I remember when Jon and I began dating, and spent time with each other’s families. We each brought up some funny and odd things about each other’s family of origin. Is it always like this? Has so and so always acted this way and everyone accepts it? The interesting part? Neither one of us had seen clearly the issues within our own families. We had been living with it for a lifetime, and particular patterns had become our normal. The obvious dumpster in the street had become invisible.


I am praying for clear eyes and a willingness to continually be killing sin and confronting it head-on. I most likely have fewer days on this earth ahead of me than behind me, and I want them to count. Belonging to Jesus means that the Holy Spirit is within me, and I am his image-bearer. The fruit of the Spirit (Galatians 5:22) is attractive and freeing: simply Christ in us. We yield to him. If any person is continually displaying the works of the flesh (Galatians 5:19-20) Scripture warns that the kingdom of God will not be granted.

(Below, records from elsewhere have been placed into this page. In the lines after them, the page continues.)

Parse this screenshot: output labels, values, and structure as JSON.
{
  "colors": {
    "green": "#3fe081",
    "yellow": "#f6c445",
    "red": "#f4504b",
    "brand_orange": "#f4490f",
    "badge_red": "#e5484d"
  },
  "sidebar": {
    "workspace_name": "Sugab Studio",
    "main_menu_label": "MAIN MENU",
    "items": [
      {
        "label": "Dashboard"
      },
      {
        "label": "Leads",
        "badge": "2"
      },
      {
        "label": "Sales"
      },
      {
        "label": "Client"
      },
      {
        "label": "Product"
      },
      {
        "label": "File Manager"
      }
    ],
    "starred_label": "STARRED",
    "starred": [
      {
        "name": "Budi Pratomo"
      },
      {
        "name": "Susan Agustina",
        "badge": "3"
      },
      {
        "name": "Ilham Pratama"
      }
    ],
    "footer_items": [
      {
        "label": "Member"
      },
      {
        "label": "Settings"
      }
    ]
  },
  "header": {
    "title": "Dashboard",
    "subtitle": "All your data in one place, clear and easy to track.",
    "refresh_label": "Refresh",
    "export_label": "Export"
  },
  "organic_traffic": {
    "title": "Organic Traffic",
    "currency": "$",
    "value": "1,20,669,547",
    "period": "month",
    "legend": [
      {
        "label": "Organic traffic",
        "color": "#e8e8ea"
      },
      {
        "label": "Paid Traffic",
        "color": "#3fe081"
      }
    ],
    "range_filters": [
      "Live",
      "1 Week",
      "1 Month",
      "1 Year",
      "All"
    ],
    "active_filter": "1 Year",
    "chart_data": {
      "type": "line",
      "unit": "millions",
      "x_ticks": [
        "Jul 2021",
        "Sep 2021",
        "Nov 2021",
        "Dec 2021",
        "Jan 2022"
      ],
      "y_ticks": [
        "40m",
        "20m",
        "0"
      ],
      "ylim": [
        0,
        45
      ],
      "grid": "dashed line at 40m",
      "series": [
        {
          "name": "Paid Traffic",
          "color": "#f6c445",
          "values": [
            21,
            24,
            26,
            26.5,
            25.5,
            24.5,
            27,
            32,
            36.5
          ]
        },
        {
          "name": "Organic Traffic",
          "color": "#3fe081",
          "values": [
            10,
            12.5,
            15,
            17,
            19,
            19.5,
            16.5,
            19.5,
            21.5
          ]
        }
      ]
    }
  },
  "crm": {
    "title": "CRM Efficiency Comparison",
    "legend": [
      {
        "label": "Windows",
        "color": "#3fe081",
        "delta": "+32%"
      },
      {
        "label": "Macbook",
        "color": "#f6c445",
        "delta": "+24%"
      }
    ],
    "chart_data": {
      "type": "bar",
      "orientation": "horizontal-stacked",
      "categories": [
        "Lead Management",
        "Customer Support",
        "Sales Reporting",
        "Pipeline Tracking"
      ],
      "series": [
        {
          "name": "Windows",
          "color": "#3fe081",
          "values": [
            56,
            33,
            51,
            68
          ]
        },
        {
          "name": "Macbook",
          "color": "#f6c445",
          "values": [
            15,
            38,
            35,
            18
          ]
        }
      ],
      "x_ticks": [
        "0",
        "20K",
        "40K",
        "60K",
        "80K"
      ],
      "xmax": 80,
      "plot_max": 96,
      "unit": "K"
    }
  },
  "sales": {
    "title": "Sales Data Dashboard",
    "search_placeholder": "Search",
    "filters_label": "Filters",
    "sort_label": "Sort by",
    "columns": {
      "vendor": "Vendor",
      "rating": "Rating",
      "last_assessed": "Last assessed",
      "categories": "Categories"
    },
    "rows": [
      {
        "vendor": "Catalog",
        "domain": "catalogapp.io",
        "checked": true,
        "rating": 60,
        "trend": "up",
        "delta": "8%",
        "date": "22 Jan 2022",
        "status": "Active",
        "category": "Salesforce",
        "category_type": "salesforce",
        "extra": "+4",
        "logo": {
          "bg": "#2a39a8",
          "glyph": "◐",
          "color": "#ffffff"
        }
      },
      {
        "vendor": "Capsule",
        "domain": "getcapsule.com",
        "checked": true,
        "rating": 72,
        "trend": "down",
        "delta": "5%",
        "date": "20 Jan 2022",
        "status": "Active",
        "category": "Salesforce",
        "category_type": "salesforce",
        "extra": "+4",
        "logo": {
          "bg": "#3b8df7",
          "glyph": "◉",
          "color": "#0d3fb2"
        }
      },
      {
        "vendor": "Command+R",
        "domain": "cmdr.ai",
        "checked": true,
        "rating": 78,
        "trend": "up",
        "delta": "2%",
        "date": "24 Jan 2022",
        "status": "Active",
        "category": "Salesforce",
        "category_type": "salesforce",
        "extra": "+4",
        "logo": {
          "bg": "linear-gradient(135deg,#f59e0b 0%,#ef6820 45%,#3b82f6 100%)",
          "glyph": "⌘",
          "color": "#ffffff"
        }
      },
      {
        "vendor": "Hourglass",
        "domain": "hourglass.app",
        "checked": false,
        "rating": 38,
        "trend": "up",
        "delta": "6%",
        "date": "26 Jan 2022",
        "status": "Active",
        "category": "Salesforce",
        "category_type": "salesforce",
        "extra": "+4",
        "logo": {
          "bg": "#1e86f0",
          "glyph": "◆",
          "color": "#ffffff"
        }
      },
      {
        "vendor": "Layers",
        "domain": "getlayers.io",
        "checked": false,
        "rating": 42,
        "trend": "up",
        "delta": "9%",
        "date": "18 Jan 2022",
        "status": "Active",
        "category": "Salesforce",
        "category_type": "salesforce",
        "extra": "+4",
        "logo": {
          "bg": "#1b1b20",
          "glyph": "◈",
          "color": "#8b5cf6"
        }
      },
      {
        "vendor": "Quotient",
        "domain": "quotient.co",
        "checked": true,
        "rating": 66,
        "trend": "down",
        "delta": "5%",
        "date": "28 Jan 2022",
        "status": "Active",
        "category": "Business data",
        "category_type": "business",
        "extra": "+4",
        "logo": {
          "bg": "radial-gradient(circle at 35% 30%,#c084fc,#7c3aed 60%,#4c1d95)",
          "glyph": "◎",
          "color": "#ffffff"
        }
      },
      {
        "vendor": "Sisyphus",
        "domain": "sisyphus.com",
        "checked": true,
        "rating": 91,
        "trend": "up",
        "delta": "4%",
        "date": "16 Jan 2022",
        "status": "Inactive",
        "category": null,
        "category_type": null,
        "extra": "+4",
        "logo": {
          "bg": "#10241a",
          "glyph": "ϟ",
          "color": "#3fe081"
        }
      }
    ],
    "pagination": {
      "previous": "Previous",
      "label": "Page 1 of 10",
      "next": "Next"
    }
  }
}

How do we “see” these proclivities in our own lives? I wondered recently. Here goes:

Ask yourself what it is you most fiercely protect. This will most likely lead you to your vulnerabilities. If my answer is money, then my sin-bent might be stinginess, overworking, spending sprees, or jealousy over “never enough.” If my answer is reputation, then my sin-bent will be keeping up false pretenses, or longing for adoration, or anger over lack of recognition. If my answer is addiction, my sins will most likely include lying and cheating and hiding and selfishness. If my answer is control, then I will sin by domineering others, bossing, and not trusting the Lord in outcomes. If my answer is family, then I will sin by enabling to keep peace at all costs, or sin by keeping a hyper-vigilance in guarding every nanosecond of my children’s life, or becoming defensive on my family’s behalf too quickly.

What do you most fiercely protect? Ask God to show you. He will.


That old dumpster in our street is finally gone. Good riddance.